Remember never assume what other people are thinking or feeling
Keep on like that expect pain

JoeCanada76
Sep 24, 2011, 04:07 AM
I think he sort of knows by my actions that I'm still not over him but I think the reason he doesn't want to be around me is because he's still not over me! His birthday is coming up and I was going to make him his favorite cake and bring it to his house...is that a good or bad idea?

Bad idea.

talaniman
Sep 24, 2011, 10:18 AM
I think he sort of knows by my actions that I'm still not over him but I think the reason he doesn't want to be around me is because he's still not over me! His birthday is coming up and I was going to make him his favorite cake and bring it to his house...is that a good or bad idea?

Lousy idea, because if you are right, he isn't over you, but he is trying to GET OVER you, then he doesn't want you, and WANTS to move on. Why can't you let him, if that's what you think he is trying to do??

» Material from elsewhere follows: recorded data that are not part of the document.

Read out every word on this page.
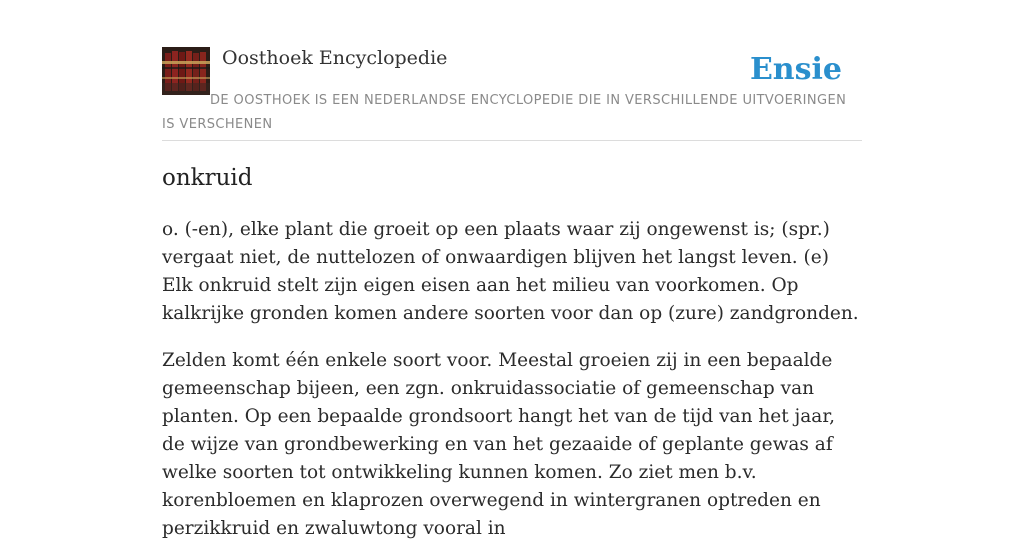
Oosthoek Encyclopedie	Ensie
DE OOSTHOEK IS EEN NEDERLANDSE ENCYCLOPEDIE DIE IN VERSCHILLENDE UITVOERINGEN IS VERSCHENEN
onkruid

o. (-en), elke plant die groeit op een plaats waar zij ongewenst is; (spr.) vergaat niet, de nuttelozen of onwaardigen blijven het langst leven. (e) Elk onkruid stelt zijn eigen eisen aan het milieu van voorkomen. Op kalkrijke gronden komen andere soorten voor dan op (zure) zandgronden.

Zelden komt één enkele soort voor. Meestal groeien zij in een bepaalde gemeenschap bijeen, een zgn. onkruidassociatie of gemeenschap van planten. Op een bepaalde grondsoort hangt het van de tijd van het jaar, de wijze van grondbewerking en van het gezaaide of geplante gewas af welke soorten tot ontwikkeling kunnen komen. Zo ziet men b.v. korenbloemen en klaprozen overwegend in wintergranen optreden en perzikkruid en zwaluwtong vooral in
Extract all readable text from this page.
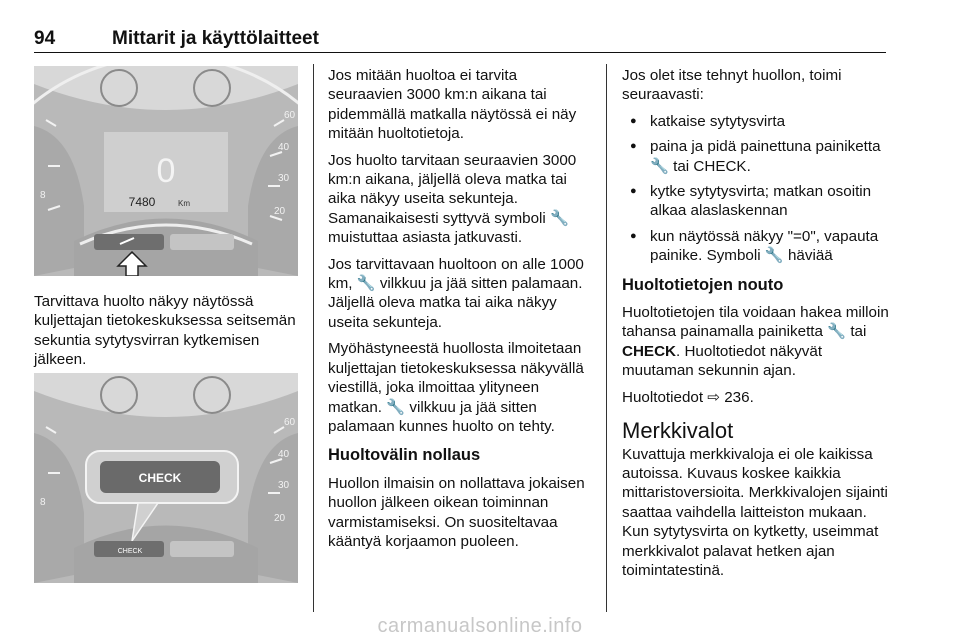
94	Mittarit ja käyttölaitteet
60
40
30
20
8
0
7480	Km

Tarvittava huolto näkyy näytössä kuljettajan tietokeskuksessa seitsemän sekuntia sytytysvirran kytkemisen jälkeen.

60
40
30
20
8
CHECK
CHECK

Jos mitään huoltoa ei tarvita seuraavien 3000 km:n aikana tai pidemmällä matkalla näytössä ei näy mitään huoltotietoja.

Jos huolto tarvitaan seuraavien 3000 km:n aikana, jäljellä oleva matka tai aika näkyy useita sekunteja. Samanaikaisesti syttyvä symboli 🔧 muistuttaa asiasta jatkuvasti.

Jos tarvittavaan huoltoon on alle 1000 km, 🔧 vilkkuu ja jää sitten palamaan. Jäljellä oleva matka tai aika näkyy useita sekunteja.

Myöhästyneestä huollosta ilmoitetaan kuljettajan tietokeskuksessa näkyvällä viestillä, joka ilmoittaa ylityneen matkan. 🔧 vilkkuu ja jää sitten palamaan kunnes huolto on tehty.

Huoltovälin nollaus

Huollon ilmaisin on nollattava jokaisen huollon jälkeen oikean toiminnan varmistamiseksi. On suositeltavaa kääntyä korjaamon puoleen.

Jos olet itse tehnyt huollon, toimi seuraavasti:

● katkaise sytytysvirta
● paina ja pidä painettuna painiketta 🔧 tai CHECK.
● kytke sytytysvirta; matkan osoitin alkaa alaslaskennan
● kun näytössä näkyy "=0", vapauta painike. Symboli 🔧 häviää
Huoltotietojen nouto

Huoltotietojen tila voidaan hakea milloin tahansa painamalla painiketta 🔧 tai CHECK. Huoltotiedot näkyvät muutaman sekunnin ajan.

Huoltotiedot ⇨ 236.

Merkkivalot

Kuvattuja merkkivaloja ei ole kaikissa autoissa. Kuvaus koskee kaikkia mittaristoversioita. Merkkivalojen sijainti saattaa vaihdella laitteiston mukaan. Kun sytytysvirta on kytketty, useimmat merkkivalot palavat hetken ajan toimintatestinä.

carmanualsonline.info
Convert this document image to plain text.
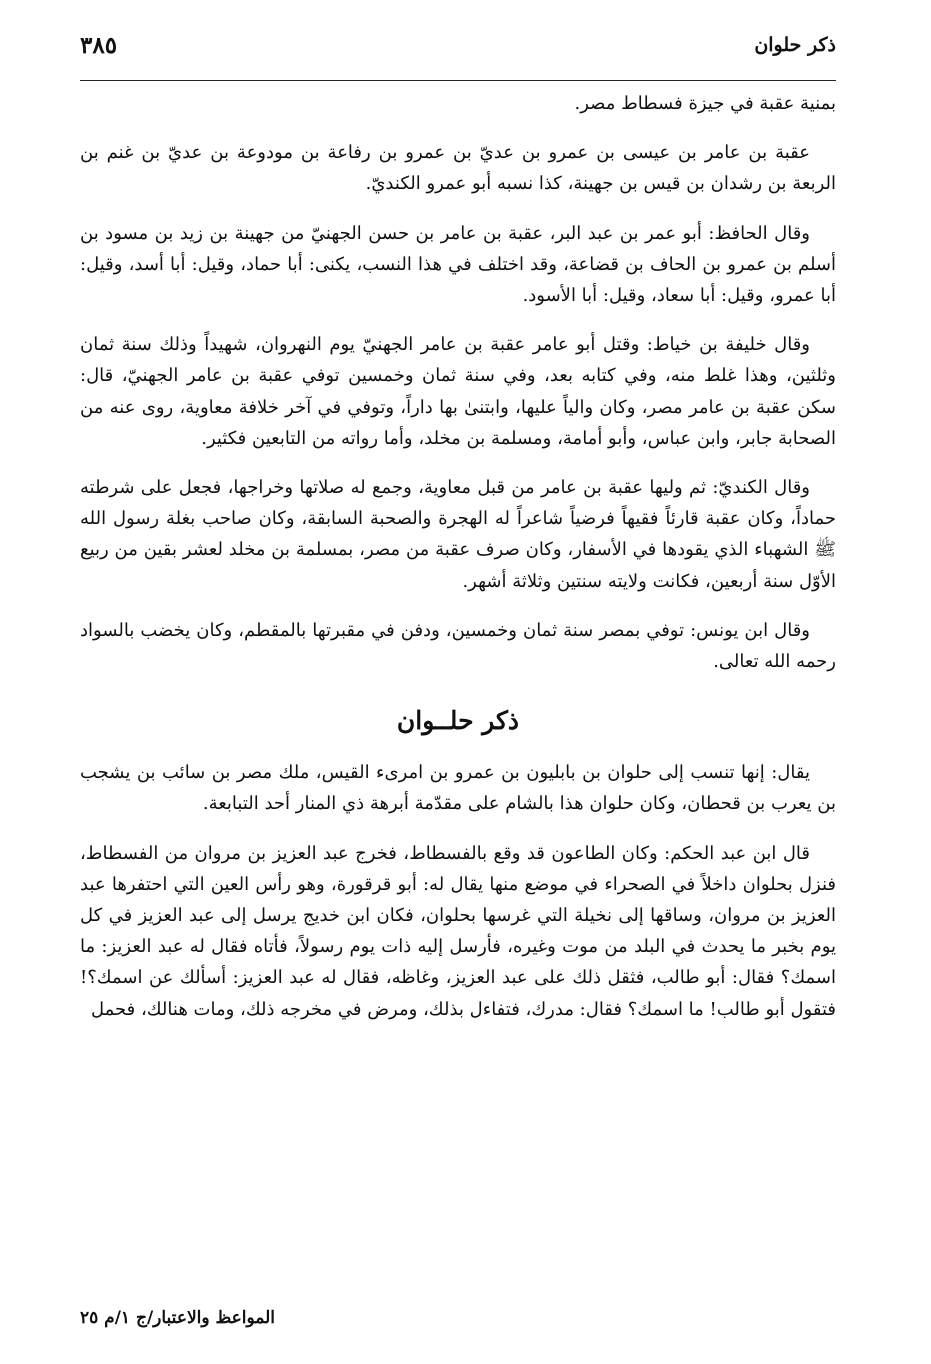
ذكر حلوان
٣٨٥

بمنية عقبة في جيزة فسطاط مصر.

عقبة بن عامر بن عيسى بن عمرو بن عديّ بن عمرو بن رفاعة بن مودوعة بن عديّ بن غنم بن الربعة بن رشدان بن قيس بن جهينة، كذا نسبه أبو عمرو الكنديّ.

وقال الحافظ: أبو عمر بن عبد البر، عقبة بن عامر بن حسن الجهنيّ من جهينة بن زيد بن مسود بن أسلم بن عمرو بن الحاف بن قضاعة، وقد اختلف في هذا النسب، يكنى: أبا حماد، وقيل: أبا أسد، وقيل: أبا عمرو، وقيل: أبا سعاد، وقيل: أبا الأسود.

وقال خليفة بن خياط: وقتل أبو عامر عقبة بن عامر الجهنيّ يوم النهروان، شهيداً وذلك سنة ثمان وثلثين، وهذا غلط منه، وفي كتابه بعد، وفي سنة ثمان وخمسين توفي عقبة بن عامر الجهنيّ، قال: سكن عقبة بن عامر مصر، وكان والياً عليها، وابتنىٰ بها داراً، وتوفي في آخر خلافة معاوية، روى عنه من الصحابة جابر، وابن عباس، وأبو أمامة، ومسلمة بن مخلد، وأما رواته من التابعين فكثير.

وقال الكنديّ: ثم وليها عقبة بن عامر من قبل معاوية، وجمع له صلاتها وخراجها، فجعل على شرطته حماداً، وكان عقبة قارئاً فقيهاً فرضياً شاعراً له الهجرة والصحبة السابقة، وكان صاحب بغلة رسول الله ﷺ الشهباء الذي يقودها في الأسفار، وكان صرف عقبة من مصر، بمسلمة بن مخلد لعشر بقين من ربيع الأوّل سنة أربعين، فكانت ولايته سنتين وثلاثة أشهر.

وقال ابن يونس: توفي بمصر سنة ثمان وخمسين، ودفن في مقبرتها بالمقطم، وكان يخضب بالسواد رحمه الله تعالى.

ذكر حلــوان

يقال: إنها تنسب إلى حلوان بن بابليون بن عمرو بن امرىء القيس، ملك مصر بن سائب بن يشجب بن يعرب بن قحطان، وكان حلوان هذا بالشام على مقدّمة أبرهة ذي المنار أحد التبابعة.

قال ابن عبد الحكم: وكان الطاعون قد وقع بالفسطاط، فخرج عبد العزيز بن مروان من الفسطاط، فنزل بحلوان داخلاً في الصحراء في موضع منها يقال له: أبو قرقورة، وهو رأس العين التي احتفرها عبد العزيز بن مروان، وساقها إلى نخيلة التي غرسها بحلوان، فكان ابن خديج يرسل إلى عبد العزيز في كل يوم بخبر ما يحدث في البلد من موت وغيره، فأرسل إليه ذات يوم رسولاً، فأتاه فقال له عبد العزيز: ما اسمك؟ فقال: أبو طالب، فثقل ذلك على عبد العزيز، وغاظه، فقال له عبد العزيز: أسألك عن اسمك؟! فتقول أبو طالب! ما اسمك؟ فقال: مدرك، فتفاءل بذلك، ومرض في مخرجه ذلك، ومات هنالك، فحمل

المواعظ والاعتبار/ج ١/م ٢٥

Oh, that's right, you want him back, whether he wants to come back, or NOT?

looks
Sep 25, 2011, 07:08 PM
Maybe he feels like you are better without him he has to many issues to work out or something it also take two to make a relationship work you will find that one & then be happy that it did not work out

JoeCanada76
Sep 25, 2011, 10:44 PM
Maybe he feels like he is being stalked and does not have any breathing room?

relation4847
Sep 26, 2011, 09:01 PM
Maybe you are all right the only one that really knows how he feels is him and GOD but I thank you all for your advice and comments... if its meant to be it will if not then oh well!

vanheart
Sep 26, 2011, 09:17 PM
Broken up is broken up is broken up.

How many more times?

"the only one that really knows how he feels is him"

You got that right. Now be really smart.

Stop worrying about him.
Just you. The next chapter w/o him. Try it.